Created attachment 4785 [details] Unbounded priority inversion test case The first version (attachment 4779 [details]) was missing the "_np" in the dl lookup. This fixes that.
Created attachment 4786 [details] [PATCH 1/4 V2] pi-condvars: add protocol support to pthread_condattr_t Updated patch header. Functionally equivalent to attachment 4780 [details].
Created attachment 4787 [details] [PATCH 2/4 V2] pi-condvars: add tst-condpi1.c, basic API test Updated patch header.
Created attachment 4788 [details] [PATCH 3/4 V2] pi-condvars: add tst-condpi2.c, priority inversion avoidance test New "make check" test, tst-condpi2.c, to test priority inversion avoidance.
Created attachment 4789 [details] [PATCH 4/4 V2] pi-condvars: tst-condpi2.c, detect priority inversion Optional patch. This goes beyond relying on the glibc 2 second timeout to abort the test. Instead, it detects the unbounded priority inversion and exits gracefully. Depending on the preferred approach, this patch can be ignored without a problem.
It was brought to my attention that the Signed-off-by's in the patches attached and sent to libc-alpha are not appropriate for glibc development. This was just an artifact of my git usage, and I will correct in subsequent versions. May we discuss these as is, as we our foremost concern is agreeing on the proposed new condattr protocol APIs?
I have posted V3 of the patches to libc-alpha.
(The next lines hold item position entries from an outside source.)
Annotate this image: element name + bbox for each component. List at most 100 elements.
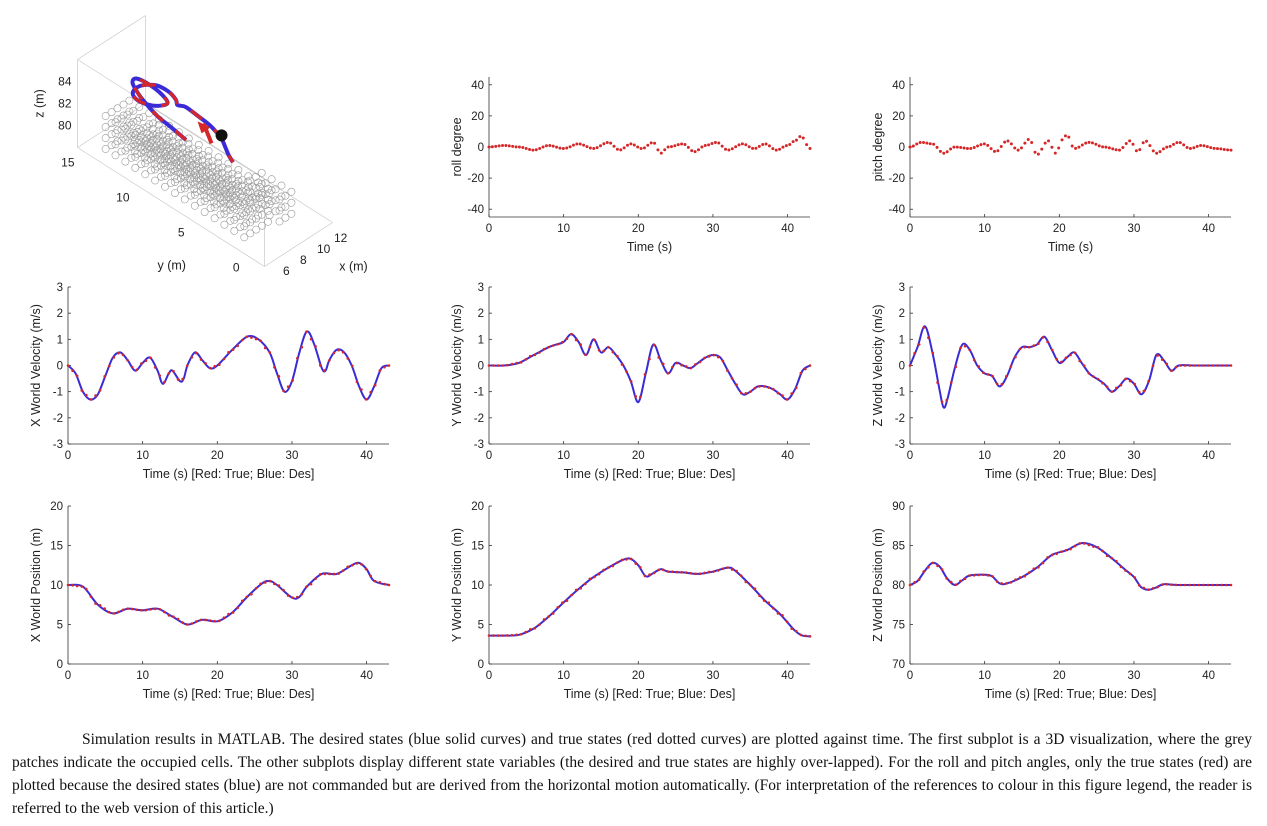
- true-state-dot: [1119, 383, 1123, 387]
- true-state-dot: [620, 558, 624, 562]
- true-state-dot: [799, 371, 803, 375]
- true-state-dot: [544, 144, 548, 148]
- occupied-cell: [158, 131, 167, 139]
- true-state-dot: [551, 144, 555, 148]
- occupied-cell: [161, 182, 169, 191]
- true-state-dot: [548, 143, 552, 147]
- true-state-dot: [355, 562, 359, 565]
- x-tick-label: 10: [317, 242, 331, 256]
- true-state-dot: [568, 145, 572, 149]
- occupied-cell: [261, 201, 270, 209]
- true-state-dot: [713, 140, 717, 144]
- x-tick-label: 10: [557, 223, 570, 235]
- true-state-dot: [80, 389, 84, 392]
- occupied-cell: [224, 165, 232, 173]
- occupied-cell: [184, 150, 193, 159]
- occupied-cell: [127, 153, 136, 162]
- occupied-cell: [117, 147, 126, 156]
- occupied-cell: [159, 158, 167, 167]
- true-state-dot: [1225, 583, 1228, 587]
- true-state-dot: [908, 364, 912, 367]
- occupied-cell: [196, 197, 205, 206]
- true-state-dot: [1202, 144, 1206, 148]
- occupied-cell: [141, 170, 150, 179]
- true-state-dot: [524, 630, 527, 634]
- occupied-cell: [159, 125, 167, 134]
- true-state-dot: [492, 364, 495, 367]
- true-state-dot: [204, 362, 207, 365]
- true-state-dot: [772, 387, 775, 391]
- occupied-cell: [190, 201, 199, 210]
- occupied-cell: [190, 185, 199, 193]
- true-state-dot: [1179, 364, 1182, 367]
- true-state-dot: [739, 391, 743, 395]
- true-state-dot: [332, 351, 336, 355]
- z-tick-label: 82: [58, 97, 72, 111]
- true-state-dot: [928, 142, 932, 146]
- true-state-dot: [1121, 146, 1125, 150]
- true-state-dot: [1016, 148, 1020, 152]
- occupied-cell: [220, 198, 229, 207]
- x-tick-label: 0: [486, 223, 492, 235]
- true-state-dot: [1188, 583, 1192, 587]
- true-state-dot: [949, 580, 953, 584]
- true-state-dot: [1014, 578, 1017, 581]
- true-state-dot: [639, 565, 642, 569]
- occupied-cell: [152, 134, 161, 143]
- occupied-cell: [200, 197, 209, 205]
- true-state-dot: [538, 623, 541, 626]
- true-state-dot: [195, 620, 198, 623]
- x-tick-label: 0: [907, 223, 913, 235]
- occupied-cell: [254, 211, 263, 220]
- true-state-dot: [1077, 145, 1081, 149]
- occupied-cell: [210, 203, 219, 212]
- occupied-cell: [208, 157, 217, 166]
- occupied-cell: [121, 124, 130, 133]
- true-state-dot: [798, 135, 802, 139]
- true-state-dot: [75, 374, 79, 378]
- occupied-cell: [194, 157, 203, 165]
- true-state-dot: [1128, 379, 1132, 383]
- true-state-dot: [341, 350, 345, 354]
- x-tick-label: 30: [707, 450, 720, 462]
- occupied-cell: [248, 204, 257, 213]
- y-tick-label: 1: [899, 334, 905, 346]
- true-state-dot: [497, 144, 501, 148]
- true-state-dot: [268, 351, 272, 354]
- true-state-dot: [643, 373, 647, 376]
- true-state-dot: [767, 386, 771, 389]
- true-state-dot: [144, 359, 148, 363]
- true-state-dot: [808, 364, 812, 367]
- true-state-dot: [570, 332, 573, 336]
- true-state-dot: [1087, 371, 1091, 375]
- occupied-cell: [236, 223, 245, 231]
- y-tick-label: 5: [478, 620, 484, 632]
- occupied-cell: [113, 104, 122, 113]
- true-state-dot: [751, 146, 755, 150]
- occupied-cell: [186, 191, 195, 200]
- occupied-cell: [220, 204, 228, 212]
- occupied-cell: [151, 165, 159, 174]
- y-tick-label: 0: [233, 261, 240, 275]
- true-state-dot: [1073, 544, 1077, 548]
- true-state-dot: [570, 593, 573, 597]
- true-state-dot: [185, 364, 189, 367]
- true-state-dot: [364, 398, 368, 401]
- occupied-cell: [107, 141, 116, 150]
- occupied-cell: [234, 198, 243, 207]
- true-state-dot: [675, 570, 679, 574]
- true-state-dot: [643, 574, 647, 578]
- true-state-dot: [735, 383, 738, 386]
- occupied-cell: [222, 190, 230, 198]
- occupied-cell: [227, 175, 236, 184]
- true-state-dot: [176, 378, 180, 381]
- axes-box-edge: [77, 15, 146, 60]
- true-state-dot: [649, 141, 653, 145]
- occupied-cell: [119, 122, 128, 131]
- occupied-cell: [245, 198, 254, 207]
- true-state-dot: [762, 599, 766, 602]
- true-state-dot: [140, 362, 143, 365]
- occupied-cell: [172, 175, 181, 184]
- true-state-dot: [153, 366, 157, 369]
Rather than bog bugzilla down with additional attachments, I'll wait until an agreement has been made on libc-alpha. These patches have proper ChangeLogs and have removed the requeue-pi C implementation which the previous versions were carrying along.
Created attachment 4821 [details] pi condvar patch impact on normal path testcase Updated condvar_perf testcase which runs the previous test multiple times and calculates various statistics to aid in determining the impact of the pi_condvar patches.
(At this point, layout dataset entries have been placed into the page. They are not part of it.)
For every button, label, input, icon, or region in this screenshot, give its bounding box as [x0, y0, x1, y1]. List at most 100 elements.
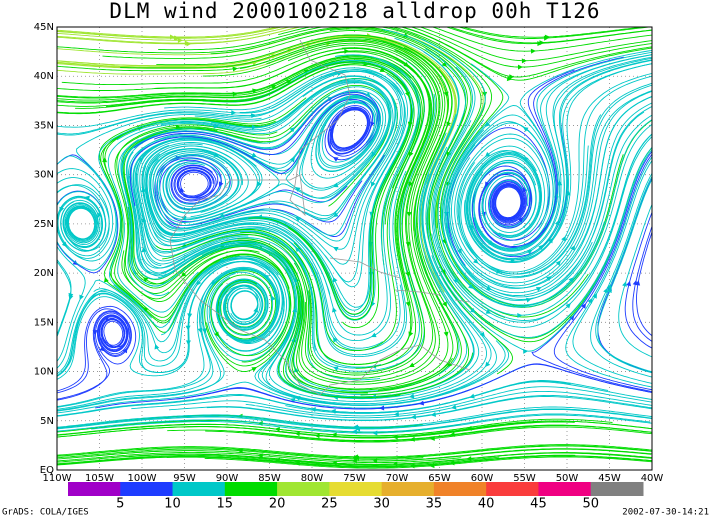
arrowhead — [510, 257, 516, 263]
lat-label: 35N — [34, 120, 54, 131]
colorbar-swatch — [224, 482, 278, 496]
arrowhead — [289, 127, 295, 133]
streamline — [57, 27, 292, 41]
lon-label: 80W — [301, 473, 324, 484]
arrowhead — [470, 307, 476, 313]
streamline — [624, 211, 652, 349]
lon-label: 60W — [471, 473, 494, 484]
arrowhead — [441, 61, 447, 67]
streamline — [464, 63, 652, 263]
arrowhead — [330, 408, 336, 414]
streamline — [57, 258, 72, 336]
arrowhead — [251, 152, 257, 158]
arrowhead — [523, 127, 529, 132]
arrowhead — [568, 277, 574, 283]
arrowhead — [231, 110, 237, 116]
lon-label: 70W — [386, 473, 409, 484]
arrowhead — [409, 393, 415, 399]
arrowhead — [535, 287, 542, 292]
arrowhead — [371, 394, 377, 400]
arrowhead — [371, 181, 376, 187]
streamline — [121, 250, 291, 357]
streamline — [242, 455, 652, 468]
arrowhead — [355, 426, 361, 432]
streamline — [57, 38, 417, 72]
streamline — [57, 448, 424, 460]
lon-label: 45W — [598, 473, 621, 484]
lat-label: 15N — [34, 317, 54, 328]
islands — [329, 257, 471, 303]
arrowhead — [175, 35, 181, 41]
arrowhead — [333, 246, 339, 252]
arrowhead — [635, 280, 641, 286]
streamline — [57, 27, 279, 38]
streamline — [447, 90, 652, 289]
title: DLM wind 2000100218 alldrop 00h T126 — [109, 0, 600, 23]
arrowhead — [333, 212, 339, 217]
arrowhead — [407, 121, 413, 127]
lon-label: 95W — [173, 473, 196, 484]
streamline — [553, 153, 652, 391]
arrowhead — [569, 315, 575, 321]
arrowhead — [333, 157, 339, 162]
streamline — [57, 454, 576, 467]
arrowhead — [521, 58, 527, 64]
arrowhead — [565, 190, 571, 196]
coastline — [169, 39, 471, 396]
streamline — [57, 408, 652, 430]
streamline — [451, 84, 652, 284]
arrowhead — [122, 347, 128, 354]
arrowhead — [443, 331, 449, 337]
colorbar-label: 5 — [116, 497, 124, 512]
arrowhead — [263, 274, 270, 280]
colorbar-swatch — [68, 482, 121, 496]
lon-label: 90W — [216, 473, 239, 484]
arrowhead — [52, 234, 59, 241]
arrowhead — [186, 41, 192, 47]
arrowhead — [479, 331, 485, 337]
streamline — [57, 55, 412, 99]
colorbar-label: 45 — [530, 497, 547, 512]
streamline — [57, 308, 129, 394]
arrowhead — [485, 309, 492, 314]
arrowhead — [371, 151, 377, 157]
arrowhead — [440, 268, 446, 275]
lon-label: 50W — [556, 473, 579, 484]
arrowhead — [543, 35, 550, 41]
arrowhead — [404, 91, 410, 97]
colorbar: 5 10 15 20 25 30 35 40 45 50 — [68, 482, 644, 512]
lon-label: 65W — [428, 473, 451, 484]
arrowhead — [372, 458, 378, 464]
streamline — [57, 267, 279, 408]
arrowhead — [257, 181, 262, 187]
streamline — [57, 268, 278, 412]
arrowhead — [270, 295, 276, 301]
arrowhead — [351, 429, 357, 435]
arrowhead — [473, 258, 479, 264]
colorbar-label: 15 — [217, 497, 234, 512]
colorbar-swatch — [120, 482, 174, 496]
arrowhead — [488, 240, 495, 245]
arrowhead — [526, 297, 532, 303]
streamline — [465, 59, 652, 261]
arrowhead — [449, 460, 455, 466]
arrowhead — [251, 367, 257, 372]
streamline — [243, 424, 652, 442]
arrowhead — [187, 313, 193, 319]
arrowhead — [295, 217, 301, 222]
streamline — [57, 408, 652, 429]
streamline — [443, 63, 652, 296]
streamline — [133, 138, 260, 265]
colorbar-label: 30 — [373, 497, 390, 512]
arrowhead — [143, 307, 149, 313]
arrowhead — [99, 346, 105, 352]
arrowhead — [211, 279, 217, 286]
arrowhead — [406, 211, 412, 217]
streamline — [467, 63, 652, 261]
arrowhead — [79, 294, 84, 301]
arrowhead — [449, 431, 455, 437]
colorbar-label: 25 — [321, 497, 338, 512]
streamline — [466, 56, 652, 260]
lon-label: 100W — [128, 473, 157, 484]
Ulrich, before I spend more time on the test cases and possibly trying to optimize the current implementation, can you comment on if you have any objection to the proposed API changes themselves?
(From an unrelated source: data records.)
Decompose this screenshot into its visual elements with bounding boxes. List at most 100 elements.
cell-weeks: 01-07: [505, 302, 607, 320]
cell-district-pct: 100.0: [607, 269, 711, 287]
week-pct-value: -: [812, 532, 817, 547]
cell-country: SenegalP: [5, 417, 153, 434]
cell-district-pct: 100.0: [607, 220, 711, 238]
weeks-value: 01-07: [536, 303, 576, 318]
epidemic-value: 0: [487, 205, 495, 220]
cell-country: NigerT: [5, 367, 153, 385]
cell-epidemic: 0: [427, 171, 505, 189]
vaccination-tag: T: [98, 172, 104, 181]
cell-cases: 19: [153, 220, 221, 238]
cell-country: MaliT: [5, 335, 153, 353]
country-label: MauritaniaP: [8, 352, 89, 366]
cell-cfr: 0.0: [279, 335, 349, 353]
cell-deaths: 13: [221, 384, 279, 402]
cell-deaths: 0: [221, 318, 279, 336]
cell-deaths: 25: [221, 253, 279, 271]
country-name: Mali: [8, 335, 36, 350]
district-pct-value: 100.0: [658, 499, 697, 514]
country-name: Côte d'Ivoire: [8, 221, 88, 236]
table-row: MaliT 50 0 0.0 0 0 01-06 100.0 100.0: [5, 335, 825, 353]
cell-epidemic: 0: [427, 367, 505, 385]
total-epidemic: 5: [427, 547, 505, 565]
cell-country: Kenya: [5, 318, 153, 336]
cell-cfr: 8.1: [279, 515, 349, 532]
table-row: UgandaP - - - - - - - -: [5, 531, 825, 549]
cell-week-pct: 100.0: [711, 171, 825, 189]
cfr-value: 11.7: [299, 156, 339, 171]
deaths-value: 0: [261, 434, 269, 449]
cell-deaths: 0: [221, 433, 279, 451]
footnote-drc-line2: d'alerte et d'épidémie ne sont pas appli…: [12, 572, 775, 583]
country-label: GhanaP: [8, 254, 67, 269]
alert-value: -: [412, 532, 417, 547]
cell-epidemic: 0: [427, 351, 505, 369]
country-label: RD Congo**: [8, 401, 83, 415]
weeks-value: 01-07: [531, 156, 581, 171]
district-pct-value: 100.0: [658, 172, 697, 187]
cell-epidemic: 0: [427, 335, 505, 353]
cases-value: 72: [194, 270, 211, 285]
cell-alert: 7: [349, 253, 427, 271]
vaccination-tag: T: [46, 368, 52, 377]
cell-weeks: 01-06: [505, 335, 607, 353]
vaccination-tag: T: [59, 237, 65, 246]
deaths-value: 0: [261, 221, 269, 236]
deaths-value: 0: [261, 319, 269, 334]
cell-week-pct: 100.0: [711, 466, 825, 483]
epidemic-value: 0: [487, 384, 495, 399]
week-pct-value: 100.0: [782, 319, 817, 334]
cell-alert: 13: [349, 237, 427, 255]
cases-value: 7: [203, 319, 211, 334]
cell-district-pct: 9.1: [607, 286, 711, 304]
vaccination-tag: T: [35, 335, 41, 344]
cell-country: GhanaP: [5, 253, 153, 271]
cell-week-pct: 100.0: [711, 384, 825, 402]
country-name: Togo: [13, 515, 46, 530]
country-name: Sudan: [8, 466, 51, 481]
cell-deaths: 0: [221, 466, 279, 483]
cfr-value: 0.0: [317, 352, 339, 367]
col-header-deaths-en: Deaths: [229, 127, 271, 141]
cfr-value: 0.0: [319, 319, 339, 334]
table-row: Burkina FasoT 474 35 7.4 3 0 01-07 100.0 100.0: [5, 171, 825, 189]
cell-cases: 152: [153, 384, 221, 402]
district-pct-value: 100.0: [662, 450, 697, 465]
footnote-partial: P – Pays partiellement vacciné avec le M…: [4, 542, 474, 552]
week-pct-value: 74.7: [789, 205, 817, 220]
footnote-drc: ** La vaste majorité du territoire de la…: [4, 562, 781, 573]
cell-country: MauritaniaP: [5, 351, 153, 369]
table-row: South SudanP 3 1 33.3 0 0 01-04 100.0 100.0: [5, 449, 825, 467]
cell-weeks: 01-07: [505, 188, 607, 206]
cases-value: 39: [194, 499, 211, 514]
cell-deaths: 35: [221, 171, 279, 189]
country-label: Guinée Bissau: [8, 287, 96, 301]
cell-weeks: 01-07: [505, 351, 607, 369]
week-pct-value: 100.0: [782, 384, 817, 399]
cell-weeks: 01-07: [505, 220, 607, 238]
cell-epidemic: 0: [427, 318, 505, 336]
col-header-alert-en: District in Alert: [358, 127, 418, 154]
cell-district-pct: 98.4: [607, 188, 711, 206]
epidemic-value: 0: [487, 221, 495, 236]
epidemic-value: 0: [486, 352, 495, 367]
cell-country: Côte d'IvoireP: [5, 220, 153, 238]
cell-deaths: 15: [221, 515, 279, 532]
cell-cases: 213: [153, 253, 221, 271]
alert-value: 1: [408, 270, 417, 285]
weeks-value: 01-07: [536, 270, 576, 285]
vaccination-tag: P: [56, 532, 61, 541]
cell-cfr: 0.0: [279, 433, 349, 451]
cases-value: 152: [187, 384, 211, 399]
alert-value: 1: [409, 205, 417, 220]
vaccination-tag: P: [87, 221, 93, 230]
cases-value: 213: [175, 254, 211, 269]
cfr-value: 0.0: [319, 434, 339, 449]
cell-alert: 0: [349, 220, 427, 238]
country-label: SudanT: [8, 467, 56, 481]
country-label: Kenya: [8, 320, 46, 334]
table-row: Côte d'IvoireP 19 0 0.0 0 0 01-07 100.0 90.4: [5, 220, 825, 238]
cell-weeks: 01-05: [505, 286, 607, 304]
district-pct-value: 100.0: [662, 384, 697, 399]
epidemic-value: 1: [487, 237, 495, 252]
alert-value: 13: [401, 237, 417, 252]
(In reply to comment #15) > Ulrich, before I spend more time on the test cases and possibly trying to > optimize the current implementation, can you comment on if you have any objection > to the proposed API changes themselves? Is there any chance that this issue is going to make any progress ? It affects real users and we have a working solution for it. Are there any issues with the approach itself ? If not, what needs to be done to get this resolved ? Thanks, tglx
(In reply to comment #16) > Is there any chance that this issue is going to make any progress ? It affects > real users and we have a working solution for it. I can only confirm this. We just saw that unfortunate deadlock again in real application (something to be shipped in products). We ran into it before, but this time we finally realized that it's not due to an outdated glibc but rather a still unfixed bug. Our applications consist of dozens of real-time threads at different prio levels and practically can't be reworked to avoid cond variables in RT threads. So we really need a solution, and that preferably without having to carry our own patched glibc versions. Thanks, Jan
Ping on this unfixed bug. Is there a chance to reconsider the extension Darren proposed? We are stuck with unhandy and inefficient PRIO_PROTECT here due to this issue. And I'm sure we aren't alone...
Note that the condvar implementation will have to change due to a recent POSIX change (see bug 13165). That means that how to solve this bug might also depend on how we fix bug 13165. It would be good to fix both in one go.